Aldım, tabii almaz mıyım! Antidepresan kullanıyorum. Bir psikiyatrim var. Zaten bence herkesin olmalı. Herkesin buna ihtiyacı var. Hayat çok zor. E biz de hayatı çok ciddiye alıyoruz. Hayatı da bu kadar ciddiye almamak gerekiyor.

Sizin durumunuzdaki kadınlar erkeklerin gözünü korkutabilir biraz. Zor olacağını düşünebilirler. Siz erkek olsanız kendinize yaklaşmaktan korkar mıydınız?

Asla korkmazdım. Dünyanın en güzel kadını Deniz. Ona aşık olurdum ben yaaa! Çok ciddiyim, ben olsam kendime aşık olurdum. Kimse kusura bakmasın, hiç egom yoktur ama bu konuda tevazu göstermeyeceğim. Bunu söylemek zorundayım. Ben bir erkek olsam Deniz Seki’ye aşık olurdum.

ARTIK AŞK İSTEMİYORUM AMA ÖSTROJENİ YÜKSEK BİR KADINIM

Bugünkü aklınız ve duygunuzla aşktan, bir erkekten en büyük beklentiniz ne?

Benim hayatımda aşk yok artık. Aşk artık sadece benim şarkılarımda olabilir. İstemiyorum.

Aseksüel derecesinde mi?

Hayır. Asla aseksüel olamam. Son derece östrojeni yüksek bir kadınım. Ama benim hayatımda aradığım aşk değil artık. Huzur, sevgi, anlayış… Yok, bakıştık, ettik, yok kalbimde kelebekler uçuyor… Bunları geçtim ben artık.

YATTIĞIM YERDEN BİLE PARAMI KAZANDIM

Maddi olarak eski gücünüze kavuşabildiniz mi?

Çok şükür! Ben orada bile kötü bir durumda değildim. Bunu kim uyduruyor, bilmiyorum. Abim beni hiç yalnız bırakmadı, menajerim Özgür Aras hiç yalnız bırakmadı. Kitabımı yazdım. Şarkılar yaptım. Üreten kadının sırtı yere gelmez. Ben bir markayım. Yattığım yerde bile paramı gayet güzel kazandım.

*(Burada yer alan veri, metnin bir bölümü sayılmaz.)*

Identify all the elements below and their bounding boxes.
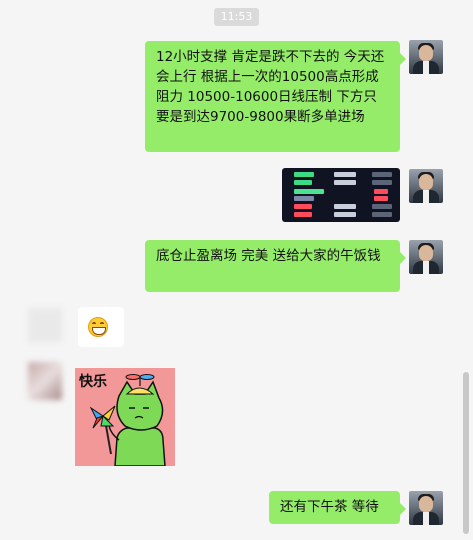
screenshot-row [294,212,312,217]
avatar-face [419,245,433,261]
chat-scrollbar[interactable] [463,372,469,534]
chat-window: 11:53 12小时支撑 肯定是跌不下去的 今天还会上行 根据上一次的10500… [0,0,473,540]
message-bubble-6[interactable]: 还有下午茶 等待 [269,491,406,524]
avatar-shirt [423,512,429,525]
screenshot-row [334,204,356,209]
screenshot-row [294,180,312,185]
avatar-face [419,174,433,190]
avatar-face [419,496,433,512]
screenshot-row [294,172,314,177]
message-text-6: 还有下午茶 等待 [280,499,379,515]
message-bubble-1[interactable]: 12小时支撑 肯定是跌不下去的 今天还会上行 根据上一次的10500高点形成阻力… [145,41,406,152]
avatar-shirt [423,61,429,74]
avatar-self[interactable] [409,40,443,74]
message-text-1: 12小时支撑 肯定是跌不下去的 今天还会上行 根据上一次的10500高点形成阻力… [156,49,385,125]
screenshot-row [334,180,356,185]
screenshot-row [372,204,392,209]
message-text-3: 底仓止盈离场 完美 送给大家的午饭钱 [156,248,381,264]
cat-figure [108,374,166,466]
avatar-self[interactable] [409,169,443,203]
grinning-emoji-icon [88,317,108,337]
screenshot-row [294,196,314,201]
screenshot-row [372,212,392,217]
screenshot-row [294,189,324,194]
screenshot-row [374,189,388,194]
screenshot-row [334,172,356,177]
avatar-other-blurred[interactable] [28,308,62,342]
pinwheel-icon [89,405,116,455]
sticker-happy-cat[interactable]: 快乐 [75,368,175,466]
avatar-self[interactable] [409,491,443,525]
screenshot-row [372,172,392,177]
avatar-face [419,45,433,61]
screenshot-row [334,212,356,217]
screenshot-row [294,204,312,209]
image-message-trading-screenshot[interactable] [282,168,400,222]
avatar-self[interactable] [409,240,443,274]
avatar-shirt [423,261,429,274]
message-bubble-3[interactable]: 底仓止盈离场 完美 送给大家的午饭钱 [145,240,406,292]
screenshot-row [372,180,392,185]
timestamp: 11:53 [214,8,259,26]
avatar-shirt [423,190,429,203]
screenshot-row [374,196,388,201]
avatar-other-blurred[interactable] [28,362,62,400]
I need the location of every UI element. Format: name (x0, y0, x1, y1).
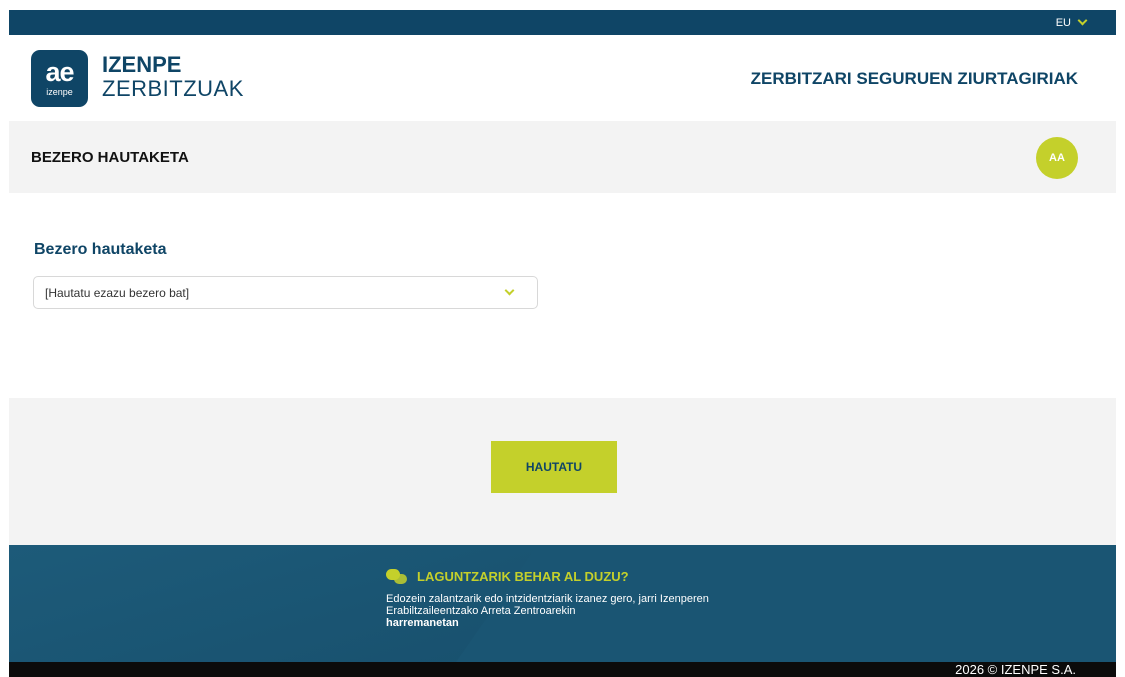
contact-link[interactable]: harremanetan (386, 617, 716, 629)
logo-mark: ae (45, 57, 74, 87)
action-band: HAUTATU (9, 398, 1116, 545)
page-title: BEZERO HAUTAKETA (31, 149, 189, 166)
app-frame: EU ae izenpe IZENPE ZERBITZUAK ZERBITZAR… (9, 10, 1116, 677)
top-bar: EU (9, 10, 1116, 35)
client-select-label: Bezero hautaketa (34, 241, 167, 258)
select-button[interactable]: HAUTATU (491, 441, 617, 493)
main-content: Bezero hautaketa [Hautatu ezazu bezero b… (9, 193, 1116, 398)
bottom-bar: 2026 © IZENPE S.A. (9, 662, 1116, 677)
logo-subtext: izenpe (46, 87, 73, 97)
language-selector[interactable]: EU (1055, 10, 1088, 35)
app-title: ZERBITZARI SEGURUEN ZIURTAGIRIAK (750, 69, 1078, 88)
brand-name-line2: ZERBITZUAK (102, 76, 244, 101)
subheader: BEZERO HAUTAKETA AA (9, 121, 1116, 193)
brand-name-line1: IZENPE (102, 52, 182, 77)
chevron-down-icon (1077, 15, 1088, 26)
help-title-text: LAGUNTZARIK BEHAR AL DUZU? (417, 569, 629, 584)
chat-bubbles-icon (386, 569, 408, 584)
client-select-value: [Hautatu ezazu bezero bat] (45, 285, 190, 300)
help-section: LAGUNTZARIK BEHAR AL DUZU? Edozein zalan… (386, 569, 716, 629)
header: ae izenpe IZENPE ZERBITZUAK ZERBITZARI S… (9, 35, 1116, 121)
copyright: 2026 © IZENPE S.A. (955, 662, 1076, 677)
help-title: LAGUNTZARIK BEHAR AL DUZU? (386, 569, 716, 584)
help-text: Edozein zalantzarik edo intzidentziarik … (386, 593, 709, 617)
user-avatar[interactable]: AA (1036, 137, 1078, 179)
brand-name: IZENPE ZERBITZUAK (102, 53, 244, 101)
footer: LAGUNTZARIK BEHAR AL DUZU? Edozein zalan… (9, 545, 1116, 662)
client-select[interactable]: [Hautatu ezazu bezero bat] (33, 276, 538, 309)
chevron-down-icon (504, 285, 515, 296)
language-label: EU (1055, 16, 1071, 29)
logo[interactable]: ae izenpe (31, 50, 88, 107)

Her ne iş yapıyor olursan ol, ürettiğin sürece seni nereye tıkarlarsa tıksınlar, sana hiçbir şey olmaz.

SONSUZ AŞKA KESİNLİKLE İNANMIYORUM

İKİ YIL EVLİ KALMAK İÇİN NİYE EVLENEYİM?

BEN AŞK KADINIYIM, AŞKIN ÖMRÜ DE ÜÇ YIL

Hiç yaşlılığınızı hayal edebiliyor musunuz?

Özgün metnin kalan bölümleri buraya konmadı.